Cloud Comms M&A

The UCaaS/Hosted VoIP space has needed consolidation for years. Way too many providers, not enough buyers despite the TAM estimates that keep skyrocketing. Even in the midst of a pandemic, the move to cloud communications spiked but did not sustain. That means more consolidation especially with all the easy and cheap money floating around looking for returns on subscription revenue.

Skyswitch (a white-label provider utilizing Netsapiens softswitch) to BCM One. BCM One has also acquired WCS (a bandwidth reseller); Siptrunk.us; SIP.us; nexVortex (managed SIP operations); Arena One (Broadsoft based UCaaS provider in NY); and a partner of theirs, LincLogix, since February 2019. It gives them a BSFT UCaaS offering; a white label platform and a lot of managed SIP trunking.

Crexendo, a publicly traded UCaaS provider, purchased Netsapiens, a softswitch. This deal is still a mystery to me. BCM One and Axxess Networks should help Netsapiens grow users in the US.

Microsoft grabbed Metaswitch and is slowly bringing that to market in Azure Cloud and Operator. As MS Teams hits 250M monthly active users and 80M on Teams Phones monthly, Microsoft is winning. They also have a CPaaS platform, so they are just missing contact center.

AWS acquired Wickr, a secure collaboration tool used by the U.S Air Force. AWS offers Connect (CPaaS and CCaaS) and Chime (video). It seems that AWS is pushing into enterprise cloud comms with all the pieces – API, contact center, video, collab and voice. This will put them up against Twilio, Vonage, Microsoft and others. If AWS made it easy to add Amazon Payments, e-commerce and self-serve for businesses, they would hit $2T in revenue (yes trillion). Amazon reported Amazon Web Services (AWS) revenue of $13.5 billion for the QUARTER – Q1 2021, up 32%.

Sangoma buying Star2Star. S2S was looking for an exit; Sangoma is like a holding company for all things VoIP: Star2Star, VoIP Supply, e4, VoIP Innovations, Digium (Asterisk), Schmooze (FreePBX and PBXact), RockBochs (fax) and Micro Advantage (partner). This allows for offerings in CaaS, TaaS, UCaaS, MaaS, DaaS, FaaS, CPaaS and ACaaS according to Sangoma.

Vonage mixed all its offerings – CPaaS, CCaaS, UCaaS, VCaaS – into one bucket (VCS) two years ago.
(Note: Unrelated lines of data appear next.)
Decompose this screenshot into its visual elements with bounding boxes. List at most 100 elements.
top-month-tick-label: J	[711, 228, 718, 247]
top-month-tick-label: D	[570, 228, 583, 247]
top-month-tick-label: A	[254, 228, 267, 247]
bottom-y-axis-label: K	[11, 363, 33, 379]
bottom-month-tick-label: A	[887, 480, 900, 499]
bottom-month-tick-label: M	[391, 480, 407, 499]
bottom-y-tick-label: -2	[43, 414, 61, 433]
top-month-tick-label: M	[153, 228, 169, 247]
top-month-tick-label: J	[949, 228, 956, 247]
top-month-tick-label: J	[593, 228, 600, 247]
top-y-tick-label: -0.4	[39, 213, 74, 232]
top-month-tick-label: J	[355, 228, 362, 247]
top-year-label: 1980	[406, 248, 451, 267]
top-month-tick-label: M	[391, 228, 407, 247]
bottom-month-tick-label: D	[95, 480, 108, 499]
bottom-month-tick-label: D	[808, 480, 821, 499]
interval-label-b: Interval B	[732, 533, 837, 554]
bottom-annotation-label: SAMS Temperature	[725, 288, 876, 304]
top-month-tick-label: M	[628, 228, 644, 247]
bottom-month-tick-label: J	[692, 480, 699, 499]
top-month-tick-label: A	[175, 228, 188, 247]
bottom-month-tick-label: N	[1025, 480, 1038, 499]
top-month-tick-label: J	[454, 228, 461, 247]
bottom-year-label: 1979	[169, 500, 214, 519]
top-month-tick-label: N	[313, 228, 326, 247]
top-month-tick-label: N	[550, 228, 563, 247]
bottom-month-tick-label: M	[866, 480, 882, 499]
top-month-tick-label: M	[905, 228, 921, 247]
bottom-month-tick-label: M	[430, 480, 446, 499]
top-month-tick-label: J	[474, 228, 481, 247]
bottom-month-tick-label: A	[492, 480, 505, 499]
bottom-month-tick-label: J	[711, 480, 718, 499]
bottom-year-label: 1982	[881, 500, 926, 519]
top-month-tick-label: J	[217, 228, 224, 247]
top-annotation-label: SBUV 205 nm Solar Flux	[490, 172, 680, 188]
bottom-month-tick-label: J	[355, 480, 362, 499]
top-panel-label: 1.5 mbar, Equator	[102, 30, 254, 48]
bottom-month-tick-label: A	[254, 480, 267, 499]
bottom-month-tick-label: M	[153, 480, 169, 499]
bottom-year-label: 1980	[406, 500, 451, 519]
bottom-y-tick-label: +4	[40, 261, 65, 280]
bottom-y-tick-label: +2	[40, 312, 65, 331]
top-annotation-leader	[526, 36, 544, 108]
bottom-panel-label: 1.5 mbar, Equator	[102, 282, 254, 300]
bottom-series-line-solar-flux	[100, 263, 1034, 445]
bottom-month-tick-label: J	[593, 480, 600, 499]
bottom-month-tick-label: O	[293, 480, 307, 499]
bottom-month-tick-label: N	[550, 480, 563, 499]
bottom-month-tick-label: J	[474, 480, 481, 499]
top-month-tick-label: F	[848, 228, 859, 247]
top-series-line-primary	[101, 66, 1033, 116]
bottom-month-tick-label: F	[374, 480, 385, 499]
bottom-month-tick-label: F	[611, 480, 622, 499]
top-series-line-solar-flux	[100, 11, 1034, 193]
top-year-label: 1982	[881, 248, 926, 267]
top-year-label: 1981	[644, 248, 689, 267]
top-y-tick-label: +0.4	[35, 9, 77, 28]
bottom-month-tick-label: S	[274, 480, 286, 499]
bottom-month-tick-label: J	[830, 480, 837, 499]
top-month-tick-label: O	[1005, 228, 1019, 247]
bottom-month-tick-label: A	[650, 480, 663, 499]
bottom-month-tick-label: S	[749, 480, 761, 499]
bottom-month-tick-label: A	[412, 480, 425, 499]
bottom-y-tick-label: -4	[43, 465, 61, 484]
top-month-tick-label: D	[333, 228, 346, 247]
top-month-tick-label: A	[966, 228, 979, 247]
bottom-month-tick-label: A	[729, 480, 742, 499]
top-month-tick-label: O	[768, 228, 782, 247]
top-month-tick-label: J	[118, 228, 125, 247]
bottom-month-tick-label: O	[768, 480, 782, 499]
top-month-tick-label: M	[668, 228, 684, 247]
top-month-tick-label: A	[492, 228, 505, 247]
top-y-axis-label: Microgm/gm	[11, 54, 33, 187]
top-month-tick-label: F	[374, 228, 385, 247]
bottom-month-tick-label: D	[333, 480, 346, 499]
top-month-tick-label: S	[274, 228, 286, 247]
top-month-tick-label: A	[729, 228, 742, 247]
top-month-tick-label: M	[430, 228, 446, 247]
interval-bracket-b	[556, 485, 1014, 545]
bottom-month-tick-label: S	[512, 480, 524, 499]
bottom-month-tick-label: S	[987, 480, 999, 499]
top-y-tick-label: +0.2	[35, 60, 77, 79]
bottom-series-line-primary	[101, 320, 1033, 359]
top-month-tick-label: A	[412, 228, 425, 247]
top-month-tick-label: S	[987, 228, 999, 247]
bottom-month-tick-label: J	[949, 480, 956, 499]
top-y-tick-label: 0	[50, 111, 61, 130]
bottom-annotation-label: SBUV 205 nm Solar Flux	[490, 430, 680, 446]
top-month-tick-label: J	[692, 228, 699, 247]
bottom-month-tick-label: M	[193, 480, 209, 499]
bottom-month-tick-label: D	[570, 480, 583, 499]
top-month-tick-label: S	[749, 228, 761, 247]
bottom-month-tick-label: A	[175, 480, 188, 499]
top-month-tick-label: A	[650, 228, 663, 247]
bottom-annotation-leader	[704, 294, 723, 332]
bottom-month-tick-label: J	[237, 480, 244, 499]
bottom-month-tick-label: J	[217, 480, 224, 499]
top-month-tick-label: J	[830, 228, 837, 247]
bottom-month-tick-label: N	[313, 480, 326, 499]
Then 8×8 did it earlier this year (calling it CXaaS, as if we need more acronymns that buyers don’t care about or understand!) This is just the showcase for the UC+CC era that buyers are examining. The highlight of that is Zoom acquiring Five9 for $14.7B last month to get some of the $26B cloud contact center business! [Spend $15B to get some of the $26B?!]

Broadvoice acquiring GoContact to add CCaaS to their UCaaS service offering (and get global reach since GoContact is in Europe) follows the UC+CC trend.

Dialpad buying Highrise and merging that plus UberConference into one app. (Their new name for it is TrUCaas according to Dialpad PR dept.)

So much activity that leaves many wondering about outcome – will they be able to integrate? What will the new offering look like/cost? How will they implement it? Will it work?

While all this integration is going on, the rest of the providers better grab some market share. Zoom and Microsoft (and to a lesser extent RingCentral) are taking all the air out of the room. It doesn’t leave much for the rest. I think that the top 20 providers will see 20%+ growth YoY but the rest of the group (#21 to #2001) will only see single digit growth. They just can’t compete with the branding, marketing, and sales strength of the top tier providers, who spent 10+ years putting it all together.

Additionally, there is the thinking: Do Buyers really want one vendor for all things? That is the thinking behind ecosystems & marketplaces, right? One stop shop for all your needs – like Aldi or Whole Foods, which in both cases is an example of one size does not fit all.

Enterprises in the past have purchased best of breed software, not an all in one. If they did, Microsoft would be the number one CRM (Dynamics 365) instead of fifth.

The market is in flux, but then it is always in flux, except right now the rate of change is faster.

The things about consolidation: (1) synergies are harder to find in reality than on paper; (2) telecom integrations rarely come through; (3) fewer vendors hurt partners, distributors (decreased MDF) and buyers (less choice).